Drs. Nate and Kim Smith, now serving their second term at Kijabe, started a program to prevent mother-to-child transmission of HIV (PMCT). The project is funded by the Elizabeth Glaser Pediatric AIDS Foundation. Thanks largely to the vision of the Smiths, a network of Protestant and Catholic mission health institutions now exists throughout Kenya to provide care to HIV-positive pregnant women.

Beginning in mid-2001 and using a variety of donated and discounted antiretrovirals, Dr. Smith began treating HIV-positive adults; the then pediatrician began doing the same for children. Given cost and availability, most patients initially received dual therapy (i.e. two drugs only). The hospital was able to expand provision of ART because of a dedicated “Kijabe HIV Patient Fund,” which subsidized the costs of ARVs and other essential care. This money came from concerned individuals, churches, and corporations in the West.

Based upon this experience and demonstrated excellence, in August 2004 Kijabe Hospital was selected for inclusion in the AIDSRelief consortium, a network of mission hospitals providing HIV care with support from the President’s Emergency Plan for AIDSRelief (PEPFAR). Under this program, community initiatives and the number of patients receiving antiretroviral therapy have expanded dramatically. A team of forty now provides comprehensive services to the HIV-positive community.

This rapid expansion has also brought challenges. The generous AIDSRelief program is not able to pay for hospitalizations, non-HIV-related conditions, antenatal care, surgeries, or the expansion of infrastructure necessitated by the influx of so many patients. For these reasons, the partnership Kijabe has with generous supporters in the West is critical to the program’s ongoing growth and success.

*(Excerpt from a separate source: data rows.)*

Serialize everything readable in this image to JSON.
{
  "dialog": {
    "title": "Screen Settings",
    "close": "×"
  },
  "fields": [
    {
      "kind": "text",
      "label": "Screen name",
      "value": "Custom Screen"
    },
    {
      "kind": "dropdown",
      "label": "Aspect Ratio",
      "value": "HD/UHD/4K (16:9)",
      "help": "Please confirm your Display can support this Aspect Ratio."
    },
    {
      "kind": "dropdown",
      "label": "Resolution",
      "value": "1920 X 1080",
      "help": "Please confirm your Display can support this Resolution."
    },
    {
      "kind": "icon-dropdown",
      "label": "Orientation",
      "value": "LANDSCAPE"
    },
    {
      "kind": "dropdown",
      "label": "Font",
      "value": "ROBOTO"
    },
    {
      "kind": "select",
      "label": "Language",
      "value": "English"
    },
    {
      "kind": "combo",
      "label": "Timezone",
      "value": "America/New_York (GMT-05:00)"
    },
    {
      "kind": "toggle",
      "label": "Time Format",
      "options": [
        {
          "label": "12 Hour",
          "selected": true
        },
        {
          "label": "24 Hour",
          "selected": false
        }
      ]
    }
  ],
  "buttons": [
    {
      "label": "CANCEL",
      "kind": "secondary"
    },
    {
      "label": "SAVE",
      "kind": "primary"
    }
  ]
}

In this part of Africa, HIV has gone by many names: ukimwi (a combination of Swahili words meaning “disease that has no treatment”), slim disease, sina dawa (“I have no medicine”), and ugonjwa hatari (“the dangerous disease”). Kijabe Hospital is providing hope to those with nowhere else to turn. Perhaps, with enough commitment and faith, the names of this plague may change—or disappear forever.

HIV program clinical officer Kenneth Miriti talks with Alice, a single mother of five, about her antiretroviral drugs. Kenneth is head of the Kijabe HIV training program.

 

Former Kijabe lead HIV nurse Beatrice Kiama, teaching at a support group. Ms. Kiama now assists other mission hospitals in Kenya with their community HIV care programs.